The deceased, John Alexander Somerled McDonald, was born in Bermuda, May 11, 1840. He was the son of Roderick Charles McDonald, lieutenant colonel of the Castle Tiorram Regiment of Highlanders, P.E.I., chief of the Highland Society of Nova Scotia. The deceased Jesuit was consequently grandson of captain John McDonald, representative of the Glenaladale branch of the great Clanranalds, who disposed of his estate in Scotland and emigrated to Prince Edward Island with his dependants, in 1773. Father McDonald's mother was Elizabeth, daughter of Alexander Ranaldson MacDonell, 18th chief of Glengarry.
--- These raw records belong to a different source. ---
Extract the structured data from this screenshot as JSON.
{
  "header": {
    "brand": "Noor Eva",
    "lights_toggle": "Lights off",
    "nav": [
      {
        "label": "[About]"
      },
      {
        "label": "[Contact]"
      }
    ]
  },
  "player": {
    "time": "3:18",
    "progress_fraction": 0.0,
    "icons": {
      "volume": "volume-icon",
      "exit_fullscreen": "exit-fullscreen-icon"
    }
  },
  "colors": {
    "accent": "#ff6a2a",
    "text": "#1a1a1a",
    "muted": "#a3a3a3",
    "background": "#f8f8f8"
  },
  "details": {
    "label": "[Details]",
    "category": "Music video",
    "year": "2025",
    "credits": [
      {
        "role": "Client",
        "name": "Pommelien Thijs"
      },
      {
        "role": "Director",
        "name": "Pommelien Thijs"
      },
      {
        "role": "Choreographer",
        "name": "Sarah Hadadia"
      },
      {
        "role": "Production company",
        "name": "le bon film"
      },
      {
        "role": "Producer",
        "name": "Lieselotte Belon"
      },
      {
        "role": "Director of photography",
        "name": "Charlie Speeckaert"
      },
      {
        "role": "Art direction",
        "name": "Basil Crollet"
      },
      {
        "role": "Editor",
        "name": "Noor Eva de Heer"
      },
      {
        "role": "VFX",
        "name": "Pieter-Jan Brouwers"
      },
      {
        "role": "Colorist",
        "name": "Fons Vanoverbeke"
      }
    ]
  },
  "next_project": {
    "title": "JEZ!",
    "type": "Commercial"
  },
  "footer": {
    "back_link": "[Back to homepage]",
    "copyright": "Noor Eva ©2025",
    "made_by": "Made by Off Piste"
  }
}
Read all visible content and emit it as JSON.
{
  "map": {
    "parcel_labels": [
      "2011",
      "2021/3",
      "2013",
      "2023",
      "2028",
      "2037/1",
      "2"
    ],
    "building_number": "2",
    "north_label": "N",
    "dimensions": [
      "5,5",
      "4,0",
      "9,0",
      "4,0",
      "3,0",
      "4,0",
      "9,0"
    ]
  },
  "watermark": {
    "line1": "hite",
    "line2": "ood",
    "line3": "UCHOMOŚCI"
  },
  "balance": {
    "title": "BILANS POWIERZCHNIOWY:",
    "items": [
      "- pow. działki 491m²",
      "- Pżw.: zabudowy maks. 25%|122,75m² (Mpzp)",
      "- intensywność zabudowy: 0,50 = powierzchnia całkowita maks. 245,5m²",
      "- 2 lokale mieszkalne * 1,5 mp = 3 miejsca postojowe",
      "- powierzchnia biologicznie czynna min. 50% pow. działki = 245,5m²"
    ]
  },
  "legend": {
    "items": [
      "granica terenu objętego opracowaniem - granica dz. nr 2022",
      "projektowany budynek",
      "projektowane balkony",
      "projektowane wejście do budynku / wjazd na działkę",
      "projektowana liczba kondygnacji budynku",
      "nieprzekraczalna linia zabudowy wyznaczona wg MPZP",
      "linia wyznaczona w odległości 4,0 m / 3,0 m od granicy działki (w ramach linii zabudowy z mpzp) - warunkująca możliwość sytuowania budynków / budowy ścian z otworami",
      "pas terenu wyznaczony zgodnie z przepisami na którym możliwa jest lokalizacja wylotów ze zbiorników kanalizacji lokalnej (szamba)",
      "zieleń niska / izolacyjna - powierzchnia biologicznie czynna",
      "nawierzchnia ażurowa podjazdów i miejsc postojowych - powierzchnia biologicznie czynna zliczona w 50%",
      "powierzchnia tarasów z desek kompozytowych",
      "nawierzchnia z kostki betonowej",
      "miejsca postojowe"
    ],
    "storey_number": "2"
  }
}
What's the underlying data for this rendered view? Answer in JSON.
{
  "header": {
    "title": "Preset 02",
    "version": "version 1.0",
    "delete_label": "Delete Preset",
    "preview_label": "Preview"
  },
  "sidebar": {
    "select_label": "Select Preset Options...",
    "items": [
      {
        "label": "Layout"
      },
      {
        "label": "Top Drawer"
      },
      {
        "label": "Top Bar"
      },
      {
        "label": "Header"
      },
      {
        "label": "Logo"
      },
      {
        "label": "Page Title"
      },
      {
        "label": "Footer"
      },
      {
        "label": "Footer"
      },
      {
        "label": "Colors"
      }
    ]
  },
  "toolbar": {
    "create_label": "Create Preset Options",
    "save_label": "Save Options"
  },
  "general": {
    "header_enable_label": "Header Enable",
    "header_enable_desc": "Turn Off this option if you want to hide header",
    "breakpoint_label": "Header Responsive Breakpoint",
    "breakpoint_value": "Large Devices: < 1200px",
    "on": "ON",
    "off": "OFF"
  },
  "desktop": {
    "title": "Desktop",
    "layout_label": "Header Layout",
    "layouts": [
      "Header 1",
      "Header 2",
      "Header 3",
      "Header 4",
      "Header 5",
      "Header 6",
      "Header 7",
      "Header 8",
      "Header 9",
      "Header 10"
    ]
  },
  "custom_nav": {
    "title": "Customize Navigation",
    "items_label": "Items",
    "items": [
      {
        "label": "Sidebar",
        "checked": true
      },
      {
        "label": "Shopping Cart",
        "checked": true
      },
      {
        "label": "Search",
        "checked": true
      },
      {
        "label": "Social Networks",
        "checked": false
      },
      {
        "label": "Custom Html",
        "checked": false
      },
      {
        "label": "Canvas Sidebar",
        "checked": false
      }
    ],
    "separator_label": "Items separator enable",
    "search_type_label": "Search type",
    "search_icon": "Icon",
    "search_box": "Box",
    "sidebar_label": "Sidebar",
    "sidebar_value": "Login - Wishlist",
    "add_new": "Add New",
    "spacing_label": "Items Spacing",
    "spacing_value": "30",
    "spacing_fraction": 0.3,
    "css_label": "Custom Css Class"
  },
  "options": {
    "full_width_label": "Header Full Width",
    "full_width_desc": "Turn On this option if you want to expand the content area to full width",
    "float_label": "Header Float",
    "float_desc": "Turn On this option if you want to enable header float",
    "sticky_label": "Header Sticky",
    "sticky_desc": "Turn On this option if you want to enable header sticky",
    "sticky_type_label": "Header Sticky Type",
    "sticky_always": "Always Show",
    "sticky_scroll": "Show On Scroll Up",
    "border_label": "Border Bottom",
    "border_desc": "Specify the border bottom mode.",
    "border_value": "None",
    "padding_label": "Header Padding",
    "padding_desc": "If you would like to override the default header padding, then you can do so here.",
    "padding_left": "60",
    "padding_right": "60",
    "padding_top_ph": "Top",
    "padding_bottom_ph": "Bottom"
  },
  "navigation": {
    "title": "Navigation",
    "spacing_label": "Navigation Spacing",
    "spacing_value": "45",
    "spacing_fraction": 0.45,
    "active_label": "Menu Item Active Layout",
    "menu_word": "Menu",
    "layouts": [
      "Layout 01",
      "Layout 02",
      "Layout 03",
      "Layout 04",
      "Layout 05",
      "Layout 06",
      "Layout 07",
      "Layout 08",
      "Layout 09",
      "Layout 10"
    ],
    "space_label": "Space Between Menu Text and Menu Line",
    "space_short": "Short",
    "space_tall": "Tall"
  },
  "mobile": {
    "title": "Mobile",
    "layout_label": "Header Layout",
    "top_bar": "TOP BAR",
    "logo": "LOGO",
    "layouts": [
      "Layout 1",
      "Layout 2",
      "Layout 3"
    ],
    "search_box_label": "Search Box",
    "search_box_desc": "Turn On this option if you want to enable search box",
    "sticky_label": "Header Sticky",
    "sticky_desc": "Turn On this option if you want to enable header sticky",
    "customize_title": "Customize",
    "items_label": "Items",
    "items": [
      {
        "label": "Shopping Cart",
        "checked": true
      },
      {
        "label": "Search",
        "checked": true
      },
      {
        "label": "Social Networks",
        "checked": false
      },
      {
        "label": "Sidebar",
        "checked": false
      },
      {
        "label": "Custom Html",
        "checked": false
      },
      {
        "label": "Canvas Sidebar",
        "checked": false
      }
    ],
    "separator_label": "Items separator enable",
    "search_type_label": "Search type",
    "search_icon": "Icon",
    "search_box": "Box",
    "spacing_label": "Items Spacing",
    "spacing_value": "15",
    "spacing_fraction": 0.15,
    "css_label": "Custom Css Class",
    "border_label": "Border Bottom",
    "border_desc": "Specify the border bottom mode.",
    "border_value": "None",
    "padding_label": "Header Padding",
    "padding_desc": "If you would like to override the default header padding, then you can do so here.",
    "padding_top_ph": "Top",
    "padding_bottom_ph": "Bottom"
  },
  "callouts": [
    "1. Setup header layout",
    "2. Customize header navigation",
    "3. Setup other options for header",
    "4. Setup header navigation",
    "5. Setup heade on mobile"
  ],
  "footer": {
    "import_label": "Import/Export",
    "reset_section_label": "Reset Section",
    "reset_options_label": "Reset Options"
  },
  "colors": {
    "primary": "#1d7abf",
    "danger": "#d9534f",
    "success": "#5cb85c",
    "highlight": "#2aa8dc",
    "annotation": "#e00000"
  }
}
At the age of eight he was sent to England and began his studies at St. Mary's Academy, Richmond on the Thames. He spent the years 1861-2 in Edinburgh and London qualifying for the civil service, for which his family had destined him. But he returned subsequently to Canada and began the study of medicine at McGill. At the close of his university course he entered the Jesuit Order and taught and studied successively at Fordham, N.Y., St Mary's College, Montreal, and Woodstock, Maryland. The young Jesuit was raised to the priesthood in 1872 in Baltimore, by the Bishop of Wilmington, and exercised the ministry during the past thirty-five years in Montreal; Brandon, Man.; Sault Ste. Marie, Garden River and other Jesuit Missions.
In 1901 he was recalled to Montreal, to attend to the spiritual wants of the parish of the Immaculate Conception. It was there he was stationed when the last summons came. It came suddenly, but it did not find him unprepared. The thought of death has always been uppermost in his mind. He was a man of untiring zeal in the cause of the sick and the poor. To the end Father McDonald was a courtly old gentleman, possessing a kind heart and all the graces of conversation and manner which came to him from a long and distinguished line of Scottish ancestors. The deceased is survived by a sister who is the lady superior in an Australian convent. The funeral took place this morning to the Jesuit cemetery at Sault au Recollect". R. I.P.